Era una ventana pequeña, sin rejas, hecha de madera de pino barato con alguna mosca muerta (patas arriba) reposando sobre el marco. Los zumbidos de los aviones y la lluvia de gotas cayendo como plomo sobre el tejado desierto, se colaban por las rendijas y manchaban de ruidos la habitación entera. Pero no le importaba porque, qué puede importar un ruido flotando sobre la espuma sucia de otros ruidos. ¿Importan los bostezos en una misa de las cinco? Ella solo quería pensar en él. Y lo hacía, pero con ruido.
Se acordó de aquel domingo, desnudos y pegajosos, tirados sobre las sábanas aún de verano con el frío gris del invierno al otro lado del cristal. Pensaba en el índice de su mano acariciándole cada vértebra mientras ella se hacía la dormida boca abajo. Lo pensaba ahora y sentía la erección de sus pechos renaciendo sobre el pijama. Pero entonces llega el ruido, los alaridos de caballo desbocado de aquel amor que, por momentos, la hacían sentir como el mosquito diminuto que ronda un vaso de vinagre, así de insecta. Sin culpa. Sin motivos.

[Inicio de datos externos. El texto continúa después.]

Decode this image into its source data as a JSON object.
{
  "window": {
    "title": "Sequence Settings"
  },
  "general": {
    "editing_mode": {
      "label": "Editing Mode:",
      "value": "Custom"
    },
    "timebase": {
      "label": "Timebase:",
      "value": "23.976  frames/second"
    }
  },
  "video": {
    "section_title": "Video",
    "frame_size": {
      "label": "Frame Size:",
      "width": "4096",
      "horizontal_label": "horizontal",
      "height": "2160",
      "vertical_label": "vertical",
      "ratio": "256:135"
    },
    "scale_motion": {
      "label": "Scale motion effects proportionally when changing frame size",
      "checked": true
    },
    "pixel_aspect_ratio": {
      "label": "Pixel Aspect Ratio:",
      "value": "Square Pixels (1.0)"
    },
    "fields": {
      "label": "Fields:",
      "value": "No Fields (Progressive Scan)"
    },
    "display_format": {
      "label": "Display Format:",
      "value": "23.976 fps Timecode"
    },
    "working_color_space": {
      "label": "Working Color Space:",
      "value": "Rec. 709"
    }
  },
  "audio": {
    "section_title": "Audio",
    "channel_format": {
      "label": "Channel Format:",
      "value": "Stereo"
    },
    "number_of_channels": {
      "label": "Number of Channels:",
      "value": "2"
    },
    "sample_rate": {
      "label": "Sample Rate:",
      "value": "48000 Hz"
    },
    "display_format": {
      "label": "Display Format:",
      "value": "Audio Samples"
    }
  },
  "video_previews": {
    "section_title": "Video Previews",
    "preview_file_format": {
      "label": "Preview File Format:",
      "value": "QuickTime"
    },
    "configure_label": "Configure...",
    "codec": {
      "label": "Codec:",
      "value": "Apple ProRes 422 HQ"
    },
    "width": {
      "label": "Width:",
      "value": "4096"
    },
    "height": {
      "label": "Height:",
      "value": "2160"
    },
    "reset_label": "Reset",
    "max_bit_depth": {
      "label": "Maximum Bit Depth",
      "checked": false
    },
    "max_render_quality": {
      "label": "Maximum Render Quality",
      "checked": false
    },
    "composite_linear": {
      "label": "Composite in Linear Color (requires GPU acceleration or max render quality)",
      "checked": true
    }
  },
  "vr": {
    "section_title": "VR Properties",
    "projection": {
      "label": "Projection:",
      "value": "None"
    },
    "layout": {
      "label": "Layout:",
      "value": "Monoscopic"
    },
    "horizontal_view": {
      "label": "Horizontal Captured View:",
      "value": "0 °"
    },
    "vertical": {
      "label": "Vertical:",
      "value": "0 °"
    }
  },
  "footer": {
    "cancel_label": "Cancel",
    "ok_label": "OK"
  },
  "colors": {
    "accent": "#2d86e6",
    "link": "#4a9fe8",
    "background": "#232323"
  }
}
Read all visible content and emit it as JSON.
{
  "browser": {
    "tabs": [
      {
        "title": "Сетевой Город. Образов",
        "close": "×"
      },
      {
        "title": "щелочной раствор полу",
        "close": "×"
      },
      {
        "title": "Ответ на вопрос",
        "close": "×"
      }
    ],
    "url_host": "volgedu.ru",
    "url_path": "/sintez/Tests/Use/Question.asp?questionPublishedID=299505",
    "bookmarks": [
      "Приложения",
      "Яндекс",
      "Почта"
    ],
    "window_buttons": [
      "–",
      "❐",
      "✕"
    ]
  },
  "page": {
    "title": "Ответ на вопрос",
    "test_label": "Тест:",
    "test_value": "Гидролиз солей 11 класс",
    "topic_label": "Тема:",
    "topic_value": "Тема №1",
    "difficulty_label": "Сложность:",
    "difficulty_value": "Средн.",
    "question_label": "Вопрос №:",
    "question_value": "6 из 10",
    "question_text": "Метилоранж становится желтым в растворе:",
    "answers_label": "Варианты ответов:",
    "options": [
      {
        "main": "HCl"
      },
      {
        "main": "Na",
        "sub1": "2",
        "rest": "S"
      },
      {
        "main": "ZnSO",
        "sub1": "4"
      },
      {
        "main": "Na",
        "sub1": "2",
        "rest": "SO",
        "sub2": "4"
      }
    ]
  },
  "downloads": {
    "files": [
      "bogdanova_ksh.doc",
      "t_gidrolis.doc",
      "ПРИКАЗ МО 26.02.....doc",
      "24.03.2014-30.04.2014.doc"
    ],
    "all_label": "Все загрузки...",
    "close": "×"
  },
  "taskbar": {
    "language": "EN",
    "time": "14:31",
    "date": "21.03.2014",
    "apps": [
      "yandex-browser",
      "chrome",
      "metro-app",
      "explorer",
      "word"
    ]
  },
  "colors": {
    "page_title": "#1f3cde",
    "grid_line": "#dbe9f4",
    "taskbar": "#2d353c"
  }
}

— Pero, ¿por qué? —preguntaba ella.
— Porque te quiero y punto —bramaba él.

Y así, de domingo a domingo, entre el amor y la ventana, entre el odio y el ruido. María L. se desvestía las heridas y, como la mosca muerta sobre el marco de la ventana, patas arriba, esperaba la llegada de otro amor que al preguntarle «por qué», él rompiera su pregunta con el silencio tibio de un beso en los párpados.